Families of patients who died after receiving the controversial cancer drug Iressa (gefitinib) in July filed a lawsuit against manufacturer AstraZeneca and the Japanese government for ¥33 million, alleging that the drug, approved in Japan in 2002 after only five months of review, showed neither adequate safety nor efficacy in clinical trials. The case highlights increasing concern about Japan's growing tendency to speed up drug approvals.

Iressa is known to cause interstitial lung disease (ILD) in some patients. Six months after its release, 124 Iressa-related deaths had been reported, prompting Japan's Ministry of Health, Labor and Welfare to issue stricter prescription and informed consent parameters for the drug. But by the end of March 2004, the ministry had tallied 444 deaths and 1,151 cases of the disease.

Rokuro Hama, who heads the Japan Institute for Pharmacovigilance, has been a vocal critic of the scientific basis for Iressa's approval in Japan. “The classification of adverse effects in both the toxicology and the clinical trials was arbitrary and poorly designed, and the post-marketing studies showed no survival advantage,” Hama says. “Iressa should never have been approved.”
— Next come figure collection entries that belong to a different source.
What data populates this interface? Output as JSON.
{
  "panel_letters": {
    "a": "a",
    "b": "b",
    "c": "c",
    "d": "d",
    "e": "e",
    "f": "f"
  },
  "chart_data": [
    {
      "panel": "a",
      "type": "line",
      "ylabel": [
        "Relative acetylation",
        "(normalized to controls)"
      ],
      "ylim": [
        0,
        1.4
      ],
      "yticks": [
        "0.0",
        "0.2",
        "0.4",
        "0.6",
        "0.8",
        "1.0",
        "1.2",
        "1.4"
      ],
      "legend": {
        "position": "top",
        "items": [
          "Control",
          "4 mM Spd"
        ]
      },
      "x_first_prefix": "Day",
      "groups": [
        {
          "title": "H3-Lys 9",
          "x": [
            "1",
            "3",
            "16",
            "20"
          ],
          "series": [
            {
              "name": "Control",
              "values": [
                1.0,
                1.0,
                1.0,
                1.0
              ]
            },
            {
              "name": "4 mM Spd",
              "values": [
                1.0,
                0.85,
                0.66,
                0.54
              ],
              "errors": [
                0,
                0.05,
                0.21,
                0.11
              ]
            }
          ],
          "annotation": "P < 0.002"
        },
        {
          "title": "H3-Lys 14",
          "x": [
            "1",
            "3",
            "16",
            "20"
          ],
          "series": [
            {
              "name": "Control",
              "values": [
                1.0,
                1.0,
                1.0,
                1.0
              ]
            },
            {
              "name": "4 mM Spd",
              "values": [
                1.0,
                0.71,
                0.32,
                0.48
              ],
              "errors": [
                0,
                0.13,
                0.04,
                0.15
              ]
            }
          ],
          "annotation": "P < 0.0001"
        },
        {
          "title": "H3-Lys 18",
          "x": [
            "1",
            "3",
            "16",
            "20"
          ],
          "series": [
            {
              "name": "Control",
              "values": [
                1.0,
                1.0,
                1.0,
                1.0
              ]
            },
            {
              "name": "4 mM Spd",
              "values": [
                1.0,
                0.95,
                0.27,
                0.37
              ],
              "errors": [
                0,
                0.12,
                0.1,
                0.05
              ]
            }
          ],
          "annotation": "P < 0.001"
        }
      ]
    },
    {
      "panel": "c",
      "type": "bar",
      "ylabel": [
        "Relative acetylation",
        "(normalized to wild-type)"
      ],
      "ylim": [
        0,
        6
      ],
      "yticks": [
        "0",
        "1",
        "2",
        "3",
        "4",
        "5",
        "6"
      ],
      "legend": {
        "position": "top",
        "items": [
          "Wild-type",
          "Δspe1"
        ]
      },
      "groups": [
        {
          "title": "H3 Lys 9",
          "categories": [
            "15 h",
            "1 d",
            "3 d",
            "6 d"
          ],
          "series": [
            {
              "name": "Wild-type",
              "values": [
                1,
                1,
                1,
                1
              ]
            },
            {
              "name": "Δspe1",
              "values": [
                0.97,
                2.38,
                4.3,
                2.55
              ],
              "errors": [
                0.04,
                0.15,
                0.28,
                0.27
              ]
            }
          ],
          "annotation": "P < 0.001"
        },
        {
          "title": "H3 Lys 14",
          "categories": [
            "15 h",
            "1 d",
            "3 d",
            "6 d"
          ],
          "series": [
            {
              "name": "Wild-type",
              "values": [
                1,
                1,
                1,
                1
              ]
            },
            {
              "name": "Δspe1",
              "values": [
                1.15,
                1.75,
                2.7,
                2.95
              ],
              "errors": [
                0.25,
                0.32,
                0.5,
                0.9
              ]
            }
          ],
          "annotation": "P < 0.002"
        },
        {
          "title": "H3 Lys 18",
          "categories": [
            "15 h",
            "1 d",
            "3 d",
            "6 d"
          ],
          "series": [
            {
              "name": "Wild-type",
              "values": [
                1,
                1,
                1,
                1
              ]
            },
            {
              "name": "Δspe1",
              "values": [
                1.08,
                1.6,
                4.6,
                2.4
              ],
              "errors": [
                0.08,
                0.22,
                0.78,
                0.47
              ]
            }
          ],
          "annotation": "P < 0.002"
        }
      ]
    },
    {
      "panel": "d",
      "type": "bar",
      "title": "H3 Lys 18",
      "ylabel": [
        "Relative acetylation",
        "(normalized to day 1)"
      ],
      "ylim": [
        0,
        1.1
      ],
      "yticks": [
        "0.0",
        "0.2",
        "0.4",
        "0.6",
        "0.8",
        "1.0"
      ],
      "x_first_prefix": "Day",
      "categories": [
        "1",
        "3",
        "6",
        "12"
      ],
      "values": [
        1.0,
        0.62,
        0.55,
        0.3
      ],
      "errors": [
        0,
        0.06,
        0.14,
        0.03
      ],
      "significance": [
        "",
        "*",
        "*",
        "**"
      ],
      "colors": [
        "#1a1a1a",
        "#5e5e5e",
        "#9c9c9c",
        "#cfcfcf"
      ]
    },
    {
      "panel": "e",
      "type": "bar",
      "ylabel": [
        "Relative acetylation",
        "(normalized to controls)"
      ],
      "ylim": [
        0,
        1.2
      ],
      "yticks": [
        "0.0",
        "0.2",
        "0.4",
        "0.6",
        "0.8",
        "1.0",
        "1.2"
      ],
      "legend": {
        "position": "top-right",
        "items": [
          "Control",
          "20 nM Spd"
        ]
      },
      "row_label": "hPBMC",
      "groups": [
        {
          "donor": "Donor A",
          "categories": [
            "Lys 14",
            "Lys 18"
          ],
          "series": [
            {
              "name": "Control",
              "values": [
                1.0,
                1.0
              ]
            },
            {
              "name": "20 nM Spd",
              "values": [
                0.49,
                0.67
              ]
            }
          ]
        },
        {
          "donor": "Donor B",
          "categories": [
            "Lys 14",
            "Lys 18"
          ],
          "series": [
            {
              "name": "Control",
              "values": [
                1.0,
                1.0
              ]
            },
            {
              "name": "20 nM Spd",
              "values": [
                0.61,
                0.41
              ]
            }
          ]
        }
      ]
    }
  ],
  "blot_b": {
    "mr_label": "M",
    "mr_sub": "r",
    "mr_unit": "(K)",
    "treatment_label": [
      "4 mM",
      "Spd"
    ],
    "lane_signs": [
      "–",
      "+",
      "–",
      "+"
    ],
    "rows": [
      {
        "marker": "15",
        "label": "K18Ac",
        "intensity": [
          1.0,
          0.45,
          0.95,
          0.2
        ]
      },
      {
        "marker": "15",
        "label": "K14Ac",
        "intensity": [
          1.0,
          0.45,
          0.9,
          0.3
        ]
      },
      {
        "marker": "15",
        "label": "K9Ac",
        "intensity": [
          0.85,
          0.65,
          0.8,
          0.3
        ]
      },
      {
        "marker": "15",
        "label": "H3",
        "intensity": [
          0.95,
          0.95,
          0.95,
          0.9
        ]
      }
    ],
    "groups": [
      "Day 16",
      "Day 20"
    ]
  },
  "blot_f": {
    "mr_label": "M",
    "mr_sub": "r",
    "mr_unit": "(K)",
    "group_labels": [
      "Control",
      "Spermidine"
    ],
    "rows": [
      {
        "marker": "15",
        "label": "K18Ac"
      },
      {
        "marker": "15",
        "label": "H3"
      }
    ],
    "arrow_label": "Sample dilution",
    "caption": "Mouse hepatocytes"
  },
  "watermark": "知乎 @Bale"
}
Iressa should never have been approved. Rokuro Hama, Japan Institute for Pharmacovigilance

In 2003, Hama filed his own suit against the Japanese government, petitioning for release of the full results of animal toxicity tests, which he says might reveal flaws or inconsistencies in preclinical studies of the drug.

AstraZeneca has denied legal responsibility for the deaths, saying it complied fully with government regulations in marketing the drug in Japan. Iressa has been approved in 20 countries without similar reports of adverse events, notes Tomoko Haruna, a spokesperson for the company. “Obviously, there can be side effects with any drug.”

Akira Inoue, who published one of the earliest case studies of Iressa-related deaths, says that given the high mortality rate among people with lung cancer, Iressa's risk-benefit profile is acceptable. But it's important to identify individual risk factors, such as possible genetic differences in patients who experience adverse reactions, says Inoue, a researcher at Tohoku University.

Scrutiny of the case in Japan has focused in part on the speed of Iressa's approval, the fastest on record for a non-AIDS–related drug.

'Fast-track' approvals began in Japan in 1993 to hasten the approval of AIDS drugs. The priority review was meant to speed up some administrative aspects, without compromising rigorous standards for safety and efficacy, says Yoshikazu Hayashi, a deputy director in the ministry's Pharmaceutical and Food Safety Bureau. Priority approvals have since become common and the trend seems certain to continue, if not accelerate. In April, the government streamlined the regulatory system and fused three centers into the new Pharmaceuticals and Medical Devices Agency, which aims to shorten the review process to six months or less for at least half of all fast-tracked applications. The ministry has also instituted a 'time clock' system, calling for review times to be reduced to an average of 12 months.

Industry players are naturally pleased with the loosening of Japan's famously tight restrictions, a move intended to make the country an easier place to do business. But patient advocacy groups and industry watchdogs have criticized the way the new policies have been put into practice. Of primary concern is the increasing reliance on post-marketing tests, which depend heavily on self-reporting by drug makers, as a safety measure for fast-tracked pharmaceuticals.

In June, Aventis, which makes the antirheumatic agent Arava (leflunomide), found that during post-marketing monitoring of 3,658 Japanese patients who had received the drug, 11 patients died and 29 developed ILD. Reports of ILD incidence for both Iressa and Arava have been significantly higher in Japan than in other parts of the world.

“The two drugs are quite different in terms of their chemistry and modes of action,” notes Yoshiji Fujita, who last year headed a project at the Tokyo Medical University Clinical Proteome Center to identify factors associated with adverse reactions to Iressa. “We can't rule out that there may be an ethnic component to ILD susceptibility.”